The fundamental difference of our approach is based in the organizational form of the driving company under development of the system. 

The company Økologiske hus represented a local network of many small single entities, in our case about 30 small forestry companies with small lumbermills on an area of about 100,000 acres. Included were small companies producing components,  doors and windows, plumbing, electrical installation and a company producing concrete components.

The connected wood producing companies did the further refinement and finishing of the single components. In this way we were able to implement  the old and proven selection criteria and techniques of wood handling and use them within the system.

For waterproofing we used wood tar, which has been produced in accordance to a recipe, hundreds of years old. The wood tar was produced through an old pyrolysis technique.
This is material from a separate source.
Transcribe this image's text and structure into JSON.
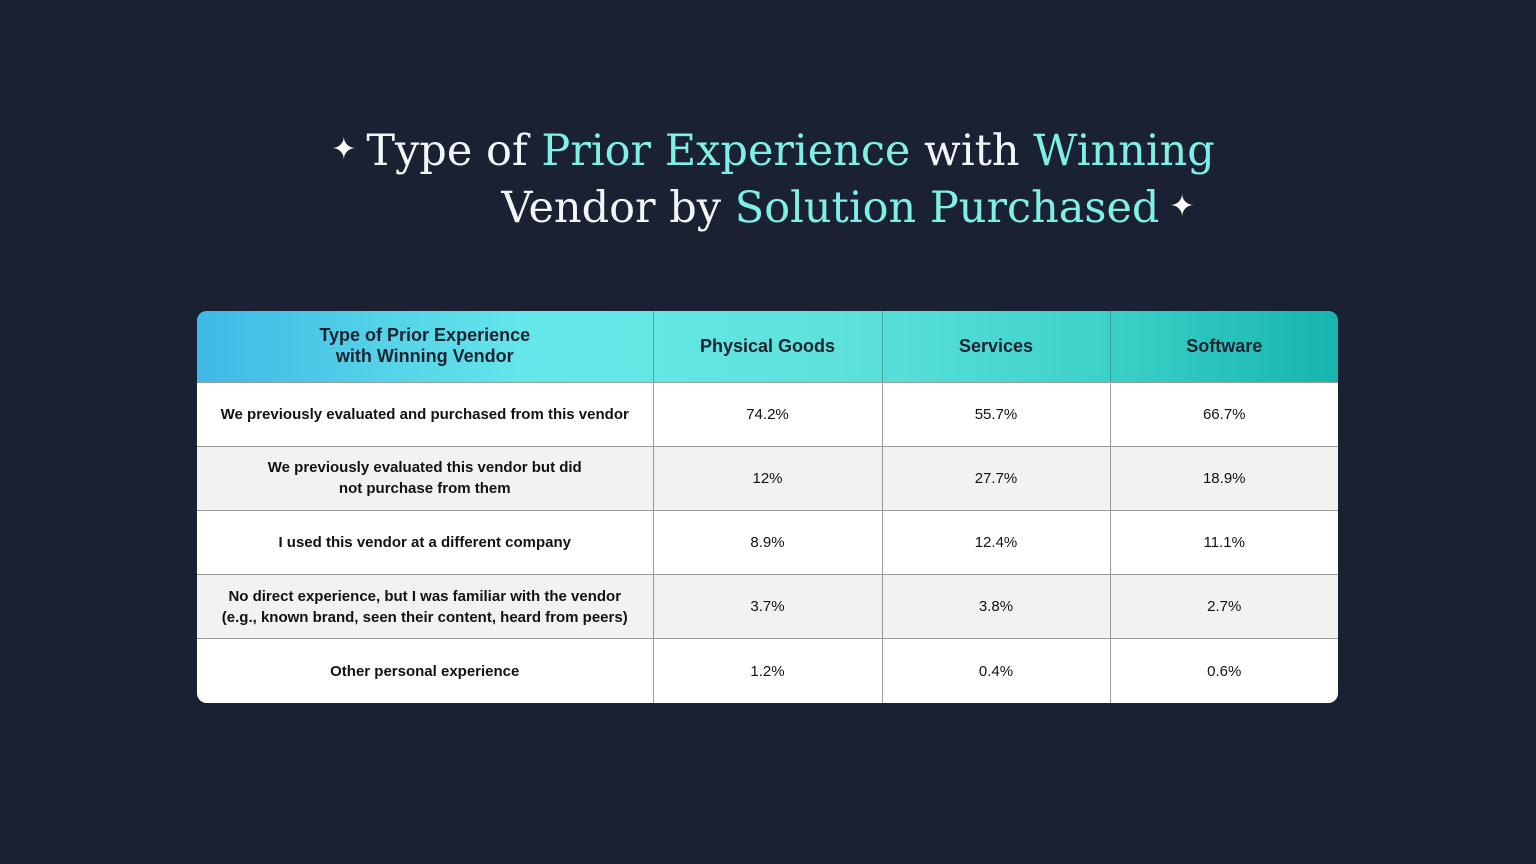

Different paintings based on wood tar were developed. Other products were timber shingles, eavestrough from wood and production of heartwood.

Through this type of organizational structure, we controlled the entire value chain. Central questions of wood selection were: 

• Where was the tree located? 
• How was it cut and treated? 
• Which parts of the trunk were used? 
• For which purpose?
• And how? 

The answers to these questions were implemented into the evaluation of lumber.

 A module comprises of various components. The entire system comprises 80 different components, which are individually specified in construction drawings. Some components are made of one single part, others are assembled from different single parts. The main elements comprise of assembled pedestals and beams. 

All construction elements are calibrated to a 60 cm x 60 cm (23.6 inches) center/center distance. All wooden materials have a defined moisture content, degree of burden and quality. For the production of the single components and also in the assembly process, the polarity of the wood is defined. 

Constructive wood protection: 

The core part of the beam or plank is more resistant against influences of the weather.